Identity without portfolio[]

He attended lectures at the University of Chicago, without registering as a student, and met Jerome Lettvin with whom he became good friends. In 1938 he met Rudolf Carnap by walking into his office and presenting him with an annotated version of Carnap's recent book on logic. Since Pitts did not introduce himself, Carnap spent months searching for him, and when he found him he obtained for him a menial job at the university. Pitts at the time was homeless and without income.

His works[]

Later Warren McCulloch also arrived at the university, and in early 1942 invited Pitts, who was still homeless, together with Lettvin to live with his family. In the evenings McCulloch and Pitts collaborated. Pitts was familiar with the work of Gottfried Leibniz on computing and they considered the question of whether the nervous system could be considered a kind of universal computing device as described by Leibniz.
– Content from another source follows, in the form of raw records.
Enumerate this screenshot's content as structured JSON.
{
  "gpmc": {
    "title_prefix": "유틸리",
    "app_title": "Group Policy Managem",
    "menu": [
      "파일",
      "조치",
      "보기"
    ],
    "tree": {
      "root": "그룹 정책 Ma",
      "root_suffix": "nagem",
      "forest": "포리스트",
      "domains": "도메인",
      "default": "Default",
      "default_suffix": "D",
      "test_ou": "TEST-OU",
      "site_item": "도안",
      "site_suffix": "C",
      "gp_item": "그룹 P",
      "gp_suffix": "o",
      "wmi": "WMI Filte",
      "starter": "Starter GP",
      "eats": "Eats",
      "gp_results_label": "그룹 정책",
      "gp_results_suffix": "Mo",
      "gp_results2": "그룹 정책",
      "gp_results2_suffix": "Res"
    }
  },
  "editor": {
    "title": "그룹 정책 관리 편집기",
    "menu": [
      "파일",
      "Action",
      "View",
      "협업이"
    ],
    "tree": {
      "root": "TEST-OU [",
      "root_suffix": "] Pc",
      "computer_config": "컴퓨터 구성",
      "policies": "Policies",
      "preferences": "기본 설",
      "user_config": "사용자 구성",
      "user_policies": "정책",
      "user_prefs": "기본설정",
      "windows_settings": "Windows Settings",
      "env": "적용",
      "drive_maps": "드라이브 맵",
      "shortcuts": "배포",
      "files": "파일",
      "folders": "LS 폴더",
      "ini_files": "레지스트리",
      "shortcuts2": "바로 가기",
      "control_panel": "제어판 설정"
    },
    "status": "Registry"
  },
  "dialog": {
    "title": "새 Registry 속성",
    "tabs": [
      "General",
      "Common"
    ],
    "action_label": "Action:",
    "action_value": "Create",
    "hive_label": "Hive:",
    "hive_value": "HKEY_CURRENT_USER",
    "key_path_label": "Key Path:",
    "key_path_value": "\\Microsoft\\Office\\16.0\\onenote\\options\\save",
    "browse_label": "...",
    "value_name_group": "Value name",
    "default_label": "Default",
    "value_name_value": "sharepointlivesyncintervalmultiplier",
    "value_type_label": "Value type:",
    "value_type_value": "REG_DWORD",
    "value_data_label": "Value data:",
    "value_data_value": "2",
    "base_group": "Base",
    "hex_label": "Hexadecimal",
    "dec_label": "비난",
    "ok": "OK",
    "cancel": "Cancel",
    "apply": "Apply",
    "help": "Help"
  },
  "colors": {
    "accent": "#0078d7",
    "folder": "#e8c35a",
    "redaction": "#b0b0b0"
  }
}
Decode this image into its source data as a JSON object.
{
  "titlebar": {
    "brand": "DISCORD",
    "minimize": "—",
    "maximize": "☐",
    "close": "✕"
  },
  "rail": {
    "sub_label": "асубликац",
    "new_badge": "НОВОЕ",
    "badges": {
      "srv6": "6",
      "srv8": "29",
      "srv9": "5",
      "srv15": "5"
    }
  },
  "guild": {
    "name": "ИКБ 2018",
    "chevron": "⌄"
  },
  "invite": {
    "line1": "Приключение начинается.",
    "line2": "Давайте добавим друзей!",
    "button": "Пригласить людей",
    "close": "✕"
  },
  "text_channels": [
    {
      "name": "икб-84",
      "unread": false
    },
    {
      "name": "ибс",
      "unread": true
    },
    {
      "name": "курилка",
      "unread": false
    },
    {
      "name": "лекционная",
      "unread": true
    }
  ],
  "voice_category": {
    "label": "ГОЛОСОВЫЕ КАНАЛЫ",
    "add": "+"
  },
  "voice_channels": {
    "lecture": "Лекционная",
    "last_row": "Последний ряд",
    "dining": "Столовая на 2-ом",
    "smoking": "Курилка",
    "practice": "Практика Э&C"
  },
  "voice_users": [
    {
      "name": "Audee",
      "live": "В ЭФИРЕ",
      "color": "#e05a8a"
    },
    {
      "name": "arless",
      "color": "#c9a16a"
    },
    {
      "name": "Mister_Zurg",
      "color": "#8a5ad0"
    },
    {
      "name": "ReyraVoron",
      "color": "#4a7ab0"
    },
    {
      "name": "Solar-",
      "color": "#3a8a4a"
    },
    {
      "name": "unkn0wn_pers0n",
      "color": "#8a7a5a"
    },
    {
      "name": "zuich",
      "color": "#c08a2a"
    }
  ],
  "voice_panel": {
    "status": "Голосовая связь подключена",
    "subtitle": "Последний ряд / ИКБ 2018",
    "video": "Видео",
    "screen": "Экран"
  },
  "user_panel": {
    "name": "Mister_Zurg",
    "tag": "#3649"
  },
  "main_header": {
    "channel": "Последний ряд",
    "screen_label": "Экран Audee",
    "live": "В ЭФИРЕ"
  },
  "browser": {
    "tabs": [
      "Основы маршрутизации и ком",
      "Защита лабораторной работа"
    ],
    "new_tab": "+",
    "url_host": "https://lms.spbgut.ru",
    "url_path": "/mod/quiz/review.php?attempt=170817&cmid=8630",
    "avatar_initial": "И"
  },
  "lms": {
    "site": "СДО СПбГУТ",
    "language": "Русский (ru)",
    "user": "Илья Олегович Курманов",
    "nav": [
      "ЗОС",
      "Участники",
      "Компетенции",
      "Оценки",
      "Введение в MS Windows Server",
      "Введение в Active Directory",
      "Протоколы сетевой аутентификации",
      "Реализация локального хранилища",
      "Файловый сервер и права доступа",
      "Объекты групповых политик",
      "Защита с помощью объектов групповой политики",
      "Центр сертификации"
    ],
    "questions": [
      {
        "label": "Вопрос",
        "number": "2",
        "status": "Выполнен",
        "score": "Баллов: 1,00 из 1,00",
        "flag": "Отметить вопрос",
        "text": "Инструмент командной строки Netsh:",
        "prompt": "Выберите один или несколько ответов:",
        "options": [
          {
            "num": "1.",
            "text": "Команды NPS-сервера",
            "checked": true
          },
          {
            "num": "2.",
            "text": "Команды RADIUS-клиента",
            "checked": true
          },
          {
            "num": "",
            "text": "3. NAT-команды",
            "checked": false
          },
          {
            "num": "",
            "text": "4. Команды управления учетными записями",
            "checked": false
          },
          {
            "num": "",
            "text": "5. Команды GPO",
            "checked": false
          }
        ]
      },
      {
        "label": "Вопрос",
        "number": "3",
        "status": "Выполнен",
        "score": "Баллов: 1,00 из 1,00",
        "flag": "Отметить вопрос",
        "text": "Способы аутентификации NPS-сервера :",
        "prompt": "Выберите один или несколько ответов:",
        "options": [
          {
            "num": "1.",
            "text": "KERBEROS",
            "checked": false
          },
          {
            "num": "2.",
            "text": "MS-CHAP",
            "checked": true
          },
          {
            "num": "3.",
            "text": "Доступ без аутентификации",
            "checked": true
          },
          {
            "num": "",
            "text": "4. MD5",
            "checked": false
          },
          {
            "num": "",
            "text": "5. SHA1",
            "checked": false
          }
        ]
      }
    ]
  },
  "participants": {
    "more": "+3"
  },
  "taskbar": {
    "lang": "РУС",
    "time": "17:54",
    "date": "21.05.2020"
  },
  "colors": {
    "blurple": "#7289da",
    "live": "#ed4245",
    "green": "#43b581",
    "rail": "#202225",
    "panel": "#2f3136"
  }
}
This led to their seminal neural networks paper A Logical Calculus of Ideas Immanent in Nervous Activity.

In 1943 Lettvin introduced Pitts to Norbert Wiener at MIT, who had recently lost his "right-hand man". Their first meeting, where they discussed Wiener's proof of the ergodic theorem, went so well that Pitts moved to Boston to work with Wiener. In 1944 Pitts was hired by Kellex Corporation, part of the Atomic Energy Project.

In 1951 Wiener convinced Jerry Wiesner to hire some physiologists of the nervous system. A group was established with Pitts, Lettvin, McCulloch, and Pat Wall. Pitts wrote a large thesis on the properties of neural nets connected in three dimensions. Lettvin described him as "in no uncertain sense the genius of the group … when you asked him a question, you would get back a whole textbook". Pitts was also described as an eccentric, refusing to allow his name to be made publicly available. He refused all offers of advanced degrees or official positions at MIT as he would have to sign his name.
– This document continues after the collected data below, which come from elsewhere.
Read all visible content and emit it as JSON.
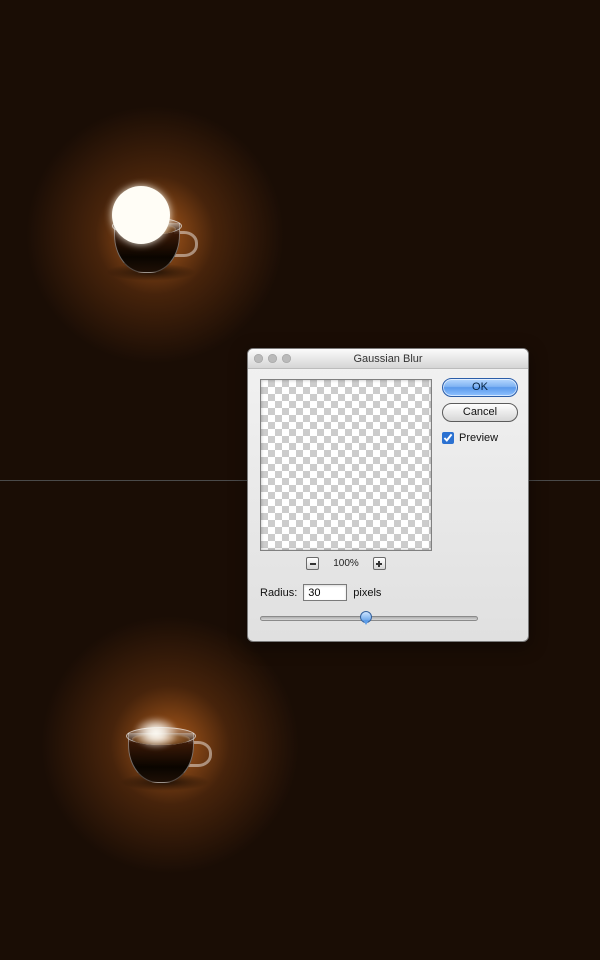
{
  "dialog": {
    "title": "Gaussian Blur",
    "ok": "OK",
    "cancel": "Cancel",
    "preview_label": "Preview",
    "preview_checked": true,
    "zoom_label": "100%",
    "radius_label": "Radius:",
    "radius_unit": "pixels",
    "radius_value": "30",
    "slider_percent": 48
  }
}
Later career and emotional trauma[]

Wiener suddenly turned against McCulloch, on account of his wife Margaret Wiener who hated McCulloch, and broke off relations with anyone connected to him including Pitts. This sent Walter Pitts into 'cognitive suicide', a gradual but steep decline into social isolation, from which he never recovered. He burnt the manuscript on three dimensional networks and took little further interest in work. The only exception was a collaboration with Robert Gesteland which produced a paper on olfaction. Pitts died in 1969. The mathematical model of a neuron is today called as McCulloch–Pitts neuron. The theoretical formulation of the neural activity of the brain remains as the lasting legacy of Walter Pitts and Warren McCulloch to the Cognitive sciences.

Publications[]

  • Warren McCulloch and Walter Pitts, A Logical Calculus of Ideas Immanent in Nervous Activity, 1943, Bulletin of Mathematical Biophysics 5:115-133.
  • Warren McCulloch and Walter Pitts, On how we know universals: The perception of auditory and visual forms, 1947, Bulletin of Mathematical Biophysics 9:127-147.
  • Howland, R., Jerome Lettvin, Warren McCulloch, Walter Pitts, and P. D. Wall, Reflex inhibition by dorsal root interaction, 1955, Journal of Neurophysiology 18:1-17.
  • Wall, P. D., Warren McCulloch, Jerome Lettvin and Walter Pitts, Effects of strychnine with special reference to spinal afferent fibres, 1955, Epilepsia Series 3, 4:29-40.
  • Jerome Lettvin, Humberto Maturana, Warren McCulloch, and Walter Pitts, What the Frog's Eye Tells the Frog's Brain, 1959, Proceedings of the Institute of Radic Engineers 47: 1940-1959
  • Humberto Maturana, Jerome Lettvin, Warren McCulloch, and Walter Pitts, Anatomy and physiology of vision in the frog, 1960, Journal of General Physiology, 43:129--175
  • Robert Gesteland, Jerome Lettvin and Walter Pitts, Chemical Transmission in the Nose of the Frog, 1965, J.Physiol. 181, 525-529.

See also[]

References[]

  • Talking Nets: An Oral History of Neural Networks, Edited by James A. Anderson and Edward Rosenfeld, 1998. The interview with Jerome Lettvin discusses Walter Pitts.